If Barnz wants to put us through an experience of frustration and miscommunication, mirroring Phoebe's own, fine. But if that's what he's up to, he fails to maintain a coherence of tone within that narrative technique. At one point, Phoebe does something quite dramatic and dangerous. The movie has been steaming steadily toward this foreshadowed moment, and we feel it coming as a reckoning, involving shrinks, medication, and if Phoebe is lucky, rescue. Instead Barnz, bizarrely, softens it and turns it into another trip to the principal's office, stretching his credibility past the breaking point.

But what Phoebe does have on its side, other than Fanning's exquisite delivery, is its provocative look at motherhood. On Desperate Housewives, Huffman is mostly mired in the silly slapstick of parenthood, but in Phoebe she really gets to dig into the painful dichotomy of a stay-at-home mother who longs to have professional success.
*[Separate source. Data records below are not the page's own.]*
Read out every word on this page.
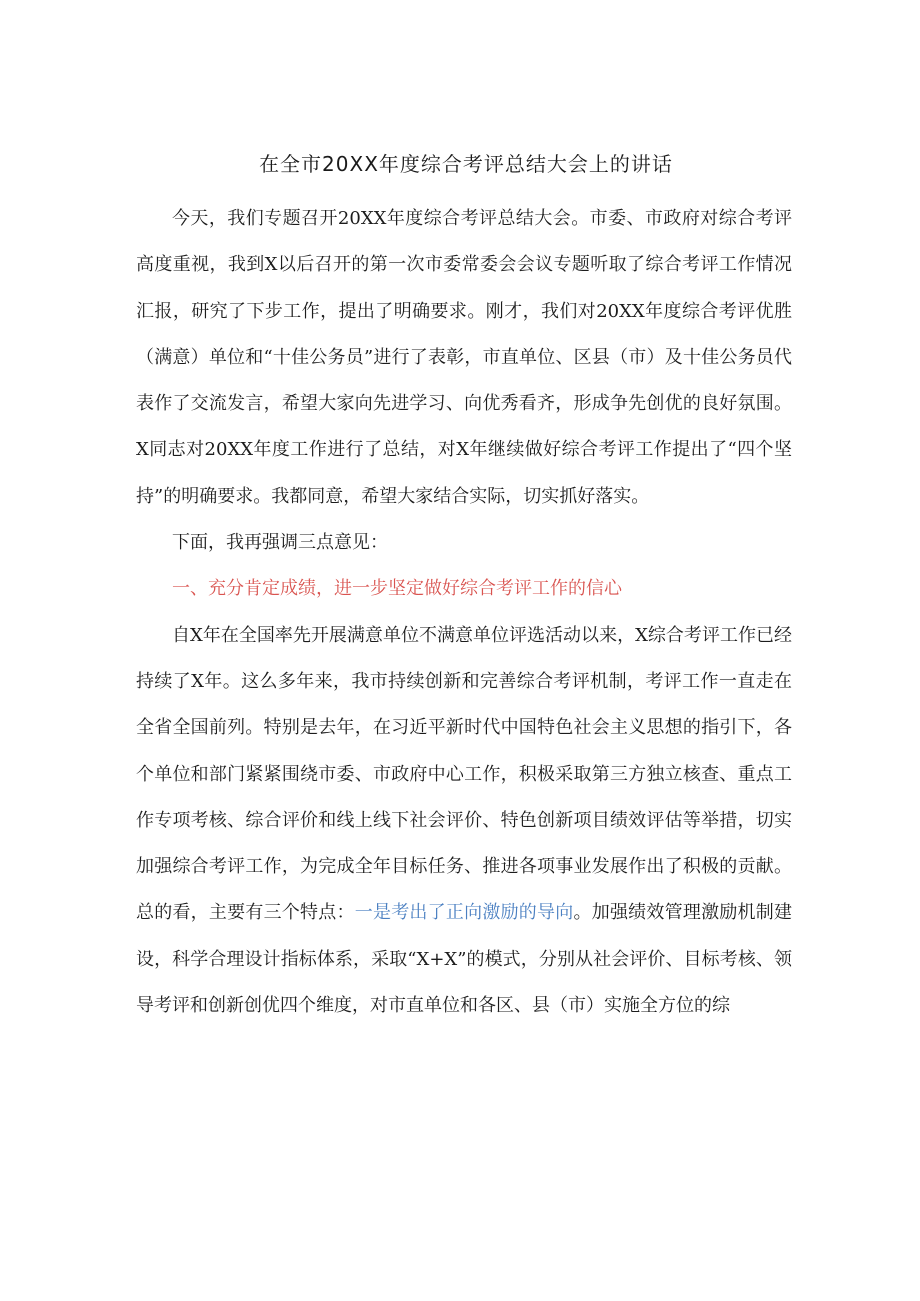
在全市20XX年度综合考评总结大会上的讲话

今天，我们专题召开20XX年度综合考评总结大会。市委、市政府对综合考评高度重视，我到X以后召开的第一次市委常委会会议专题听取了综合考评工作情况汇报，研究了下步工作，提出了明确要求。刚才，我们对20XX年度综合考评优胜（满意）单位和“十佳公务员”进行了表彰，市直单位、区县（市）及十佳公务员代表作了交流发言，希望大家向先进学习、向优秀看齐，形成争先创优的良好氛围。X同志对20XX年度工作进行了总结，对X年继续做好综合考评工作提出了“四个坚持”的明确要求。我都同意，希望大家结合实际，切实抓好落实。

下面，我再强调三点意见：

一、充分肯定成绩，进一步坚定做好综合考评工作的信心

自X年在全国率先开展满意单位不满意单位评选活动以来，X综合考评工作已经持续了X年。这么多年来，我市持续创新和完善综合考评机制，考评工作一直走在全省全国前列。特别是去年，在习近平新时代中国特色社会主义思想的指引下，各个单位和部门紧紧围绕市委、市政府中心工作，积极采取第三方独立核查、重点工作专项考核、综合评价和线上线下社会评价、特色创新项目绩效评估等举措，切实加强综合考评工作，为完成全年目标任务、推进各项事业发展作出了积极的贡献。总的看，主要有三个特点：一是考出了正向激励的导向。加强绩效管理激励机制建设，科学合理设计指标体系，采取“X+X”的模式，分别从社会评价、目标考核、领导考评和创新创优四个维度，对市直单位和各区、县（市）实施全方位的综
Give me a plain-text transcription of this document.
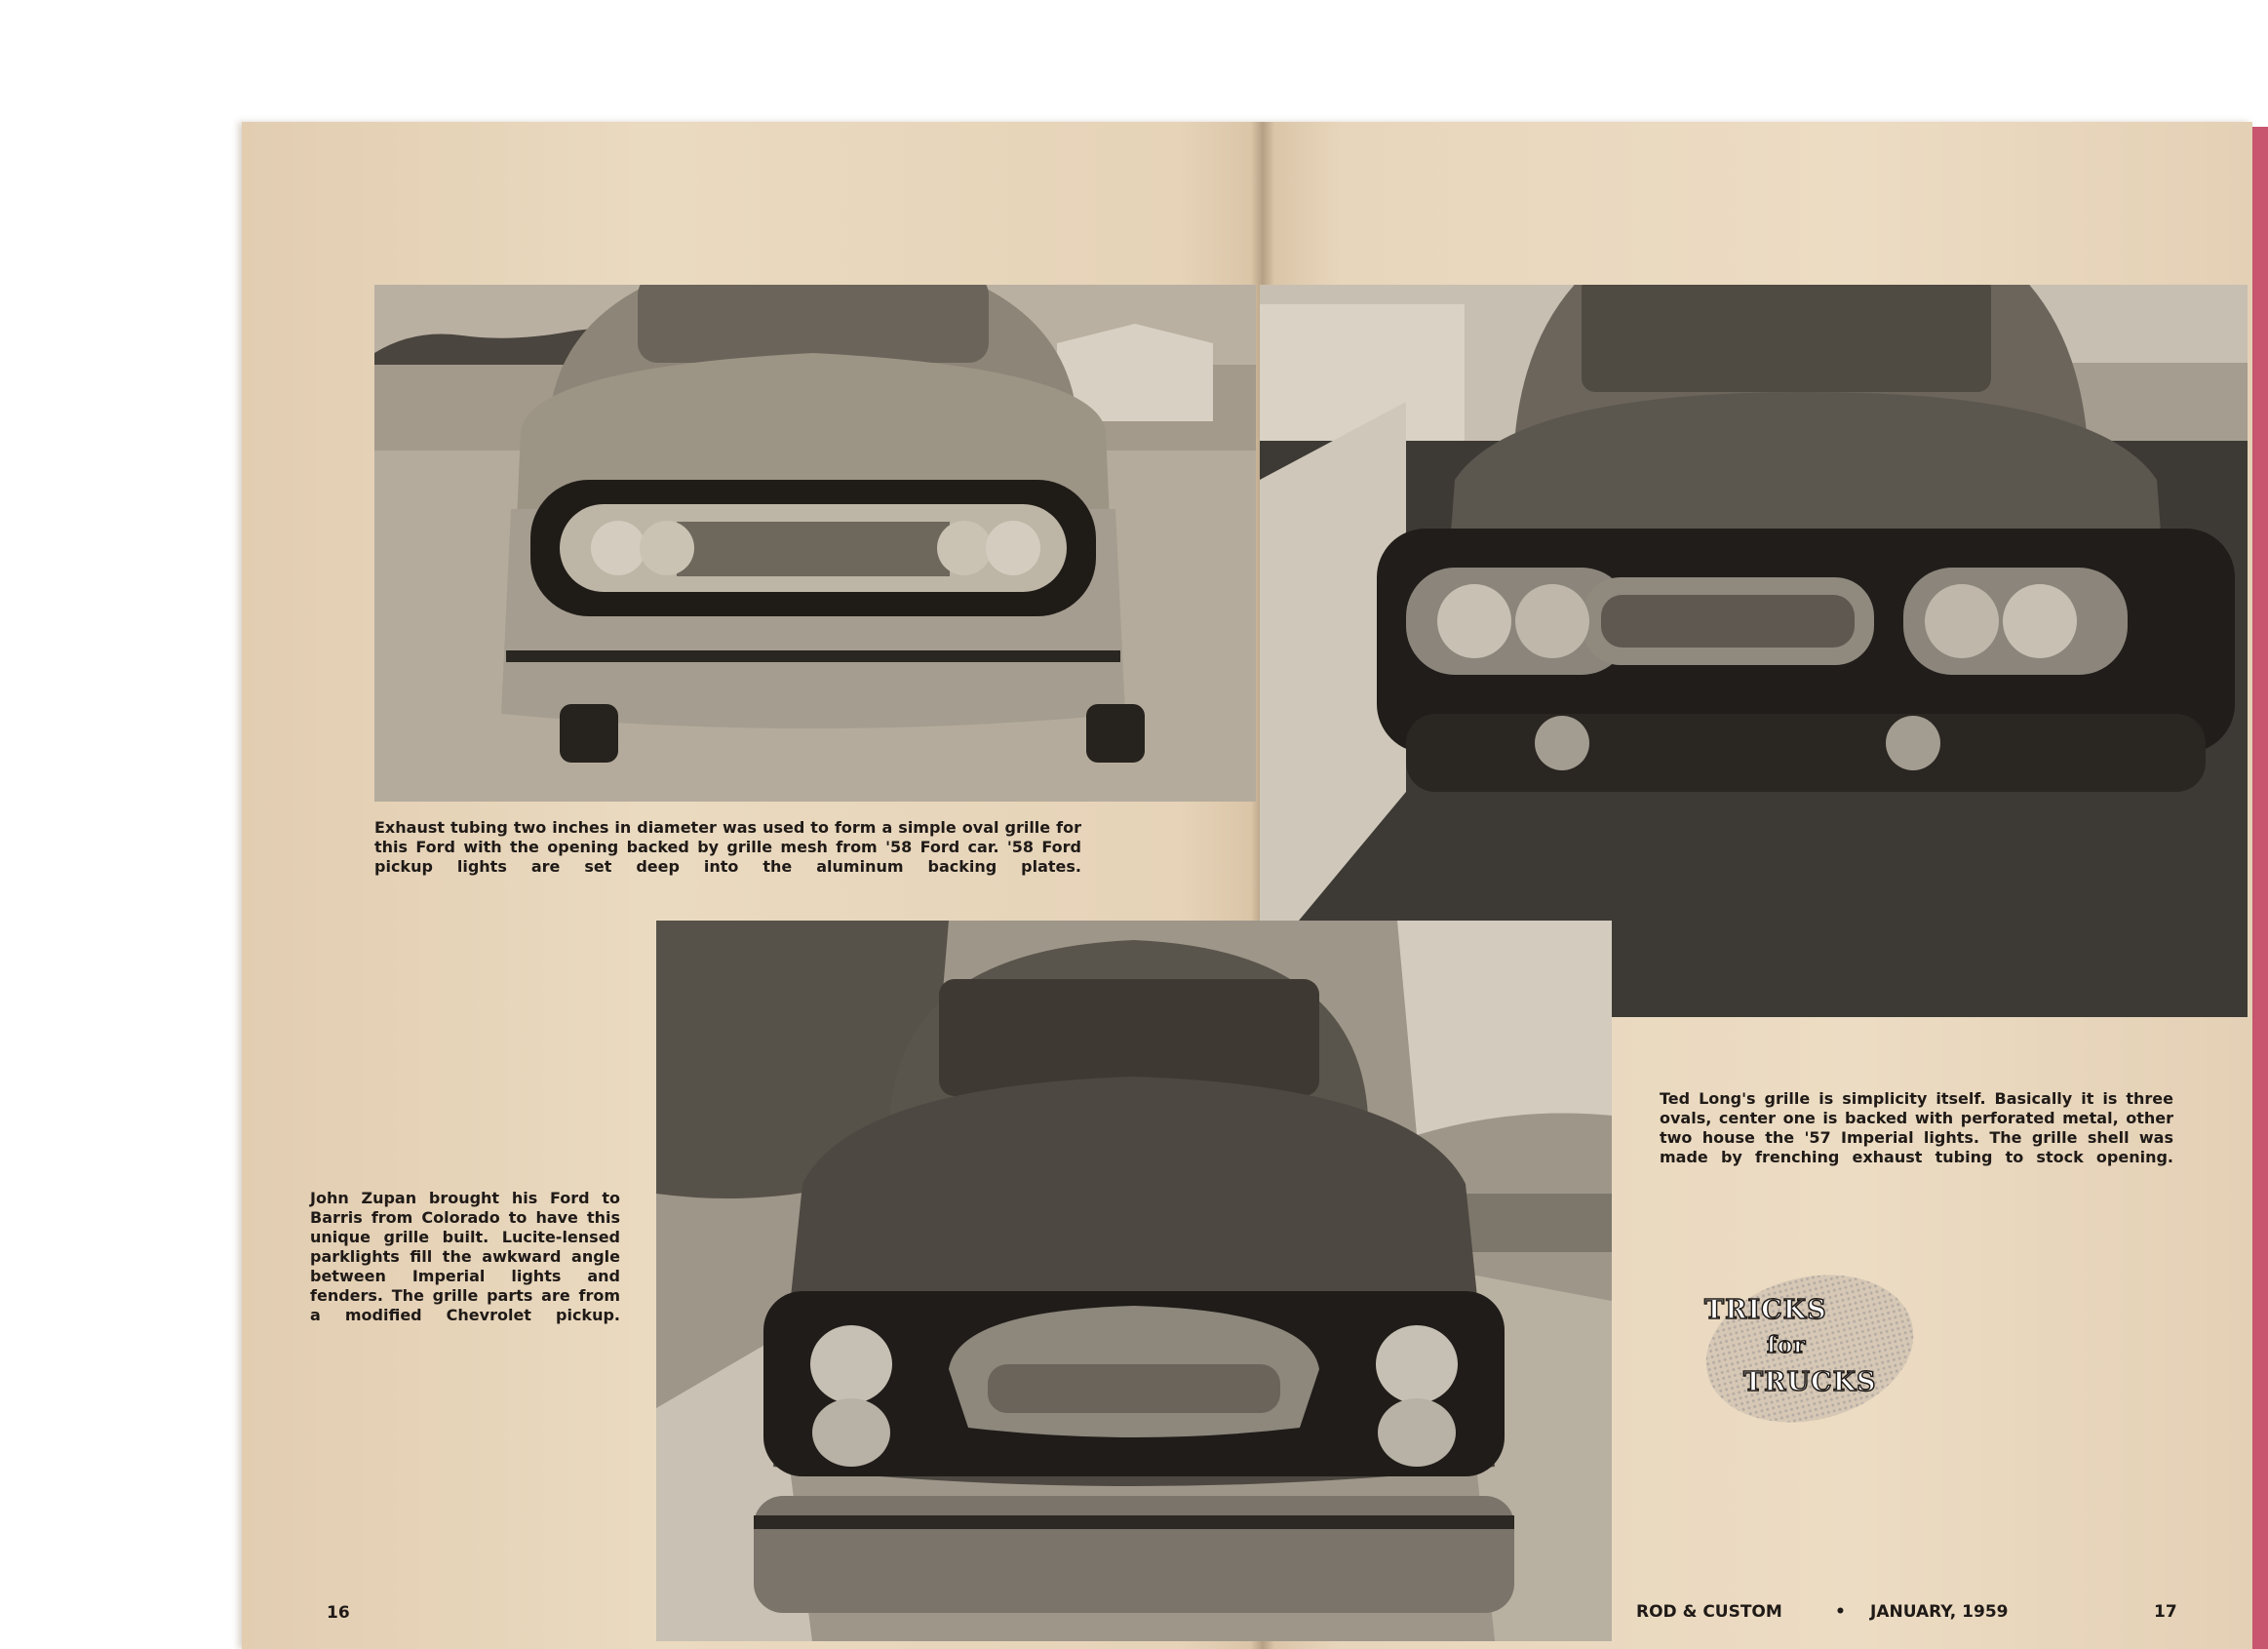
Exhaust tubing two inches in diameter was used to form a simple oval grille for this Ford with the opening backed by grille mesh from '58 Ford car. '58 Ford pickup lights are set deep into the aluminum backing plates.
Ted Long's grille is simplicity itself. Basically it is three ovals, center one is backed with perforated metal, other two house the '57 Imperial lights. The grille shell was made by frenching exhaust tubing to stock opening.
John Zupan brought his Ford to Barris from Colorado to have this unique grille built. Lucite-lensed parklights fill the awkward angle between Imperial lights and fenders. The grille parts are from a modified Chevrolet pickup.	TRICKS
for
TRUCKS
16	ROD & CUSTOM	• JANUARY, 1959	17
Like the smug academic dad in The Squid and the Whale, Hillary believes that her child is different from other kids in a good way, an offshoot of Hillary's own genius, which has been unfairly suppressed by domestic horrors like cooking dinner. In actuality, she seems to treat motherhood as a part time job. But as grating as the arrogant, insecure Hillary is, she's genuine. Listening to her expound on how over-medicated our society is, you may recognize how easy it would be for a defense of one's child to serve as blinders to the truth.

In the end, the good in Phoebe, powered by Fanning's transcendent performance, outweighs the bad. But it's hard to know exactly whom the film is for. The fantasy element of Alice will likely provide a lot of allure to little girls. But their parents, eager for a happy afternoon out at the movies, should be prepared for all the troubling realities (including some vivid language) down this particular rabbit hole.